NOTICIA
Polinizadores y cubiertas vegetales como aliados para impulsar la sostenibilidad de los manzanales
2 junio 2026- NEIKER desarrolla en la finca experimental de Otalarrea (Gipuzkoa) un ensayo que analiza el papel de la biodiversidad en el manejo del cultivo de manzana mediante cambios en las prácticas agronómicas
Producir de forma más eficiente y sostenible es el mantra que guía en la actualidad al sector agrícola, que busca integrar la protección del entorno como un factor de competitividad capaz de garantizar la rentabilidad de las explotaciones a largo plazo. En este contexto, la biodiversidad emerge como una herramienta esencial para avanzar hacia modelos productivos más resilientes.
Con este objetivo, el centro tecnológico NEIKER lidera el proyecto europeo POLITA, en cuyo marco se desarrolla un ensayo en la finca de titularidad foral Otalarrea (Villabona, Gipuzkoa). Esta iniciativa, que cuenta con la colaboración de la Diputación Foral de Gipuzkoa y el apoyo de FRUITEL, busca demostrar que la interacción entre plantas y artrópodos —la denominada biodiversidad funcional— permite obtener cultivos de manzana más productivos y resilientes.
Para ello, se centra en introducir cambios en el manejo habitual del cultivo para favorecer el equilibrio del ecosistema. Uno de los más relevantes es la reducción de la frecuencia de las siegas, pasando de las cinco intervenciones habituales a solo dos al año. El objetivo de esta medida es favorecer el desarrollo de cubiertas vegetales más diversas y complejas que sirvan de refugio y alimento para artrópodos beneficiosos.
Esta apuesta por fomentar prácticas agroecológicas permite que la vegetación propia de la zona recupere su espacio, evitando la necesidad de sembrar especies externas. “A diferencia de las estrategias basadas en la siembra de semillas comerciales, a través de este ensayo apostamos por la flora espontánea del terreno, ya que las plantas autóctonas están adaptadas al clima local y sincronizadas con los ciclos de los polinizadores de la zona, lo que reduce costes y mejora la sostenibilidad del manzanal”, explica Isabel Albizu, investigadora de NEIKER.

Beneficios para el cultivo y el fruto
El desarrollo de estas cubiertas naturales más diversas tiene un impacto directo sobre la biodiversidad funcional del manzanal. Por un lado, se incrementa la presencia de polinizadores como abejas silvestres y otros insectos, cuya actividad mejora el cuajado, el tamaño y la calidad de las manzanas. Por otro lado, se favorece la fauna auxiliar, formada por depredadores naturales que contribuyen al control biológico de plagas, reduciendo la necesidad de tratamientos fitosanitarios y promoviendo un manejo más sostenible del cultivo.

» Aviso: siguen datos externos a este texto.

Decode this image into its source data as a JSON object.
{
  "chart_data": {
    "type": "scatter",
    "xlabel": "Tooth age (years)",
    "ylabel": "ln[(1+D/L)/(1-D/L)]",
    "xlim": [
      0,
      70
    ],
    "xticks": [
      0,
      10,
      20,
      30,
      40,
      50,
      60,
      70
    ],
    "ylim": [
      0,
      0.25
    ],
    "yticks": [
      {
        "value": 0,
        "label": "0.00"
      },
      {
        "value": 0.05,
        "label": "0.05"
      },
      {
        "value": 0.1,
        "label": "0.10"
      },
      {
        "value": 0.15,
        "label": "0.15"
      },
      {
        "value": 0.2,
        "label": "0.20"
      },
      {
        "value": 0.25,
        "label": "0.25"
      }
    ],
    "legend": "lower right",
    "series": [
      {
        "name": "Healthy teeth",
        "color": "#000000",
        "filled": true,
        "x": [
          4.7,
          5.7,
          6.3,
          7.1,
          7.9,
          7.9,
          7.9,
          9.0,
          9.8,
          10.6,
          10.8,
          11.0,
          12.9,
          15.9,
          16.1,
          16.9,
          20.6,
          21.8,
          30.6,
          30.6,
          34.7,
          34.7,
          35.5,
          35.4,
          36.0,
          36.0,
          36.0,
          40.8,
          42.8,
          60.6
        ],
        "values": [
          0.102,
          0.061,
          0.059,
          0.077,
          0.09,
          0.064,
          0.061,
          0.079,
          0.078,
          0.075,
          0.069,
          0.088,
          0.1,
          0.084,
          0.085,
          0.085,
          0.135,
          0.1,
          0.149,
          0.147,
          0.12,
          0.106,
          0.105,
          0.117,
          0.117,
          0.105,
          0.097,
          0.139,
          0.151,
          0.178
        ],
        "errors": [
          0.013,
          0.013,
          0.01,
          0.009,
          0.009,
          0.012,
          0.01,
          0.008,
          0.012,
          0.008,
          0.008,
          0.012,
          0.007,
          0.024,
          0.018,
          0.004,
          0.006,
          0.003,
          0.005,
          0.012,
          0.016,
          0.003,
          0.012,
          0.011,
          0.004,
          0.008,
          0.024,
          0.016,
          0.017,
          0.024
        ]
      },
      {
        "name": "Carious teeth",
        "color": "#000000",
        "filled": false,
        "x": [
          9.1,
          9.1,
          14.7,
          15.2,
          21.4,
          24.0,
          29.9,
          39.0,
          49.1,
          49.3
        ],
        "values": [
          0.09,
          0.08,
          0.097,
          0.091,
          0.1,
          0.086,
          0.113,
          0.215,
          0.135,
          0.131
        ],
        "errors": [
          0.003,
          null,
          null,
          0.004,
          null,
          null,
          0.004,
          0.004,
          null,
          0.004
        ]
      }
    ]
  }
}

El proyecto ensaya también el uso de sensores bioacústicos, una tecnología que permite monitorizar la actividad de los insectos de forma no invasiva, sin alterar su comportamiento natural. Esta herramienta complementa los métodos tradicionales de muestreo y aporta una visión más precisa de la dinámica del ecosistema.
Además de los efectos directos sobre el cultivo, el ensayo incorpora una línea de investigación innovadora centrada en el papel de los polinizadores como vectores de microbiota beneficiosa. “Al desplazarse entre plantas y frutos, estos organismos pueden transferir levaduras y bacterias que colonizan la superficie de las manzanas y participan en los procesos de fermentación”, señala Albizu.
Este fenómeno resulta especialmente relevante en la producción de sidra, ya que esta microbiota natural podría influir en el perfil aromático, la complejidad sensorial y la tipicidad del producto final, abriendo nuevas vías de estudio en la calidad del fruto.

Un modelo más rentable y transferible
Más allá de su impacto ambiental, este modelo de manejo presenta también ventajas económicas para el sector. La reducción de las labores mecánicas disminuye los costes asociados al uso de maquinaria, mientras que el refuerzo del control biológico natural puede contribuir a reducir la dependencia de insumos externos.
El trabajo desarrollado en la finca experimental Otalarrea se alinea con el objetivo de NEIKER de generar conocimiento científico aplicado que permita validar nuevas estrategias basadas en la biodiversidad funcional y facilitar su transferencia a profesionales productores. A largo plazo, esta línea de investigación busca contribuir al desarrollo de sistemas agrícolas más sostenibles, competitivos y adaptados a los retos del cambio climático.